For one thing, you will need to find lenders that actually offerthis type of an opportunity, because chances are that not all of those, you’ll come across will be ready to work with people with no stable income. Since there are definitely lenders willing to work with such people, though, it is your responsibility to find them. And, you should find multiple different ones, instead of jumping right towards working with the first one you’ll come across, since your goal should be to research them all in more detail and ultimately choose the lender that will be perfect for you. So, take your time to research them and always aim at choosing those lenders that are highly reputable and known for providing their clients with great loan options.
Once you’ve found a few reputable lenders that you think could be right for you, the next thing you’ll have to do is compare their offers. Comparing the interest rates, for one thing, will help you find a good borrowing solution – one that won’t be too expensive. In addition to the rates, though, you should take time to compare all the other terms as well, including any kinds of fees you may get charged, as well as the minimum and maximum borrowing amounts and the repayment periods offered.
Having taken the time to do the research, you’ll be ready to apply and choose your perfect lender.
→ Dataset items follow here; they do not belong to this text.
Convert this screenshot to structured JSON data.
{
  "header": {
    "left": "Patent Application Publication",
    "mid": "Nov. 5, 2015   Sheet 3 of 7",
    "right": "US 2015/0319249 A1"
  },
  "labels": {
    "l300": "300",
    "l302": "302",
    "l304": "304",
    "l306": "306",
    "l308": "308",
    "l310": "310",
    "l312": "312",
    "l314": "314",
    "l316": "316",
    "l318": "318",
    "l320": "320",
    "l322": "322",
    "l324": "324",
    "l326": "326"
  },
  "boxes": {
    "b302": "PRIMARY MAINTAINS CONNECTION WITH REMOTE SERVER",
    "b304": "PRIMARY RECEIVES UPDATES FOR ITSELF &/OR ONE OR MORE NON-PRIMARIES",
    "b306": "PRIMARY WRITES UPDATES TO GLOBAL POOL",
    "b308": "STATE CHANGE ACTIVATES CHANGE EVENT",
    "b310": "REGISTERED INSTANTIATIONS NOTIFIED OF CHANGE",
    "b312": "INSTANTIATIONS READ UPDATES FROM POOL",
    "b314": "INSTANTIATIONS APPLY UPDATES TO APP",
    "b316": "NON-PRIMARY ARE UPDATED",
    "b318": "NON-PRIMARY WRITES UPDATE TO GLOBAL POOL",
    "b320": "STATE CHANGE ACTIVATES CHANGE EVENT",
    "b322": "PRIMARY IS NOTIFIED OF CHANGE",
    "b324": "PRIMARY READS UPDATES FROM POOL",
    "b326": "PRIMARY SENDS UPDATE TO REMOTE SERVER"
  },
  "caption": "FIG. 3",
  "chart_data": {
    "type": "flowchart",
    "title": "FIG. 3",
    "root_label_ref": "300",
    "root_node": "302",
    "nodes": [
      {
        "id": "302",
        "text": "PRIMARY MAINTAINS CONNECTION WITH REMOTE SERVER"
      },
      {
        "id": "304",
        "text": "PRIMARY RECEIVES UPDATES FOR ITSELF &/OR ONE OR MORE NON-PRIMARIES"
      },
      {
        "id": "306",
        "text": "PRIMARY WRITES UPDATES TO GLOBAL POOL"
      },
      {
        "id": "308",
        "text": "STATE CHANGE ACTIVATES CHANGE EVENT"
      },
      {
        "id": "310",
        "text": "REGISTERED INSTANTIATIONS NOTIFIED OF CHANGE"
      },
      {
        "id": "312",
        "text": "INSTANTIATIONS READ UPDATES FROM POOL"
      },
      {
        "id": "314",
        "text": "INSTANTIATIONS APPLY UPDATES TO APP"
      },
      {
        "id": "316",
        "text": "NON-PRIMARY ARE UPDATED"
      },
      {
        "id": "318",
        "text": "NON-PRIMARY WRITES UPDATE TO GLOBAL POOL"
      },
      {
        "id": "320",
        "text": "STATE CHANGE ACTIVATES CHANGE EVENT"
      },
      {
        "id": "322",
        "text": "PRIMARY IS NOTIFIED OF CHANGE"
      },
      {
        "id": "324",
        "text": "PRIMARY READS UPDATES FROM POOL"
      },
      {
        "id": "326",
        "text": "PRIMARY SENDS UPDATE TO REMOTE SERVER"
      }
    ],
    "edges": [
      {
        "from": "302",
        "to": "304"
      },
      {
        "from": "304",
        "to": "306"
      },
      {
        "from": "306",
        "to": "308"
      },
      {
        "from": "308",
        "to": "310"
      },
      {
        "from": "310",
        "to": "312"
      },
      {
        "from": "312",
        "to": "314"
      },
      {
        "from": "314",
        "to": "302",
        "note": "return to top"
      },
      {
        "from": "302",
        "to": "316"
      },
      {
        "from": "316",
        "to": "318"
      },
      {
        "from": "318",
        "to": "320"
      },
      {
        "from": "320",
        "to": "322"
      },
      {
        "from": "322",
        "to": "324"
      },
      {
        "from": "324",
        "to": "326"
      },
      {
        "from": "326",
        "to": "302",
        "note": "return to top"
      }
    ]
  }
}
To apply and get approvedright away, you will need to submit all the necessary documents through the application. If something is lacking, the lender will reject you, and then you will have to do it all over again.
The thing to remember here is that the types of documents required will be different depending on whether you are self-employed, or receiving disability benefits, or anything else. So, instead of listening to other people about what you need, you should always check for the specific information with the lenders. They will give you a clear picture of what you need, meaning you will succeed in getting approved on your first try.